Pharmacological manipulation of fracture healing and bone remodeling

Detta är en avhandling från Department of Orthopaedics, Lund University

Sammanfattning: Drug treatment has been and will continue to be a successful method in modern medicine that can change the course of a disease. However, it is surprisingly seldom used in the more technically oriented orthopedic surgery. Bone healing and physiological skeletal remodeling involve a complex set of regulated signaling pathways that control the formation of new bone matrix and the resorption of damaged bone at the disease or injury site. Pharmaceutical substances, both anabolic drugs increasing bone formation and anti-catabolic drugs decreasing bone resorption, can be used to modulate fracture healing.
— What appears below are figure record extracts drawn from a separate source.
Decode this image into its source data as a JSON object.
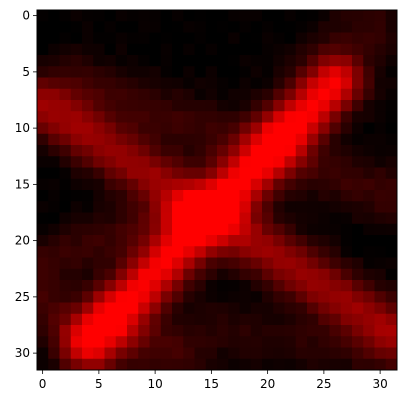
{
  "chart_data": {
    "type": "heatmap",
    "colormap": "black-to-red",
    "rows": 32,
    "cols": 32,
    "x_ticks": [
      0,
      5,
      10,
      15,
      20,
      25,
      30
    ],
    "y_ticks": [
      0,
      5,
      10,
      15,
      20,
      25,
      30
    ],
    "xlim": [
      -0.5,
      31.5
    ],
    "ylim": [
      31.5,
      -0.5
    ],
    "grid": false,
    "legend": "none",
    "description_of_pattern": "",
    "strokes": [
      {
        "from": [
          0,
          8
        ],
        "to": [
          31,
          28
        ],
        "peak": 0.55,
        "width": 1.7
      },
      {
        "from": [
          4,
          29
        ],
        "to": [
          26,
          6
        ],
        "peak": 0.85,
        "width": 1.6
      },
      {
        "from": [
          3,
          6
        ],
        "to": [
          31,
          16
        ],
        "peak": 0.18,
        "width": 1.8
      },
      {
        "from": [
          5,
          30
        ],
        "to": [
          29,
          1
        ],
        "peak": 0.16,
        "width": 2.2
      },
      {
        "from": [
          0,
          22
        ],
        "to": [
          10,
          18
        ],
        "peak": 0.18,
        "width": 1.6
      },
      {
        "from": [
          0,
          26
        ],
        "to": [
          12,
          30
        ],
        "peak": 0.2,
        "width": 1.8
      },
      {
        "from": [
          16,
          28
        ],
        "to": [
          30,
          30
        ],
        "peak": 0.12,
        "width": 1.8
      }
    ],
    "hotspots": [
      {
        "at": [
          13,
          17.5
        ],
        "peak": 0.35,
        "radius": 1.3
      },
      {
        "at": [
          21,
          10.5
        ],
        "peak": 0.25,
        "radius": 1.2
      },
      {
        "at": [
          6,
          26.5
        ],
        "peak": 0.18,
        "radius": 1.1
      }
    ]
  }
}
In the experimental studies, we used bone grafts placed in bone chambers in rats. In the first study the grafts were untreated and the animals received weekly injections with zoledronate, an anti-resorptive drug, or saline as control. In the second study the grafts were either pretreated with a bone inducing protein, BMP-7 or saline before surgery. As BMP-7 also induces resorption, the rats received either an injection of zoledronate or saline after two weeks. We saw that weekly injections of zoledronate decreased the resorption of both old graft and new-formed bone during bone graft remodeling. The combination of local BMP-7 and a single injection of zoledronate increased the bone formation substantially and at the same time protected the graft against premature catabolism.
In the clinical studies, we used high tibial osteotomies as a clinical model to study the effect of a bisphosphonate in fracture healing and pin fixation. Forty-eight patients were randomized to either an infusion of 4 mg zoledronate or saline after four weeks. Zoledronate almost doubled the fixation of the non-coated pins in the diaphyseal bone. The healing time was not affected.
In conclusion, bisphosphonates in experimental models delay the resorption of remodeling bone without disturbing the formation. BMP can be used to stimulate bone formation and can be combined with a bisphosphonate to control the simultaneously induced bone resorption. In humans single infusion of zoledronate almost doubled the pin-fixation in cortical diaphyseal bone.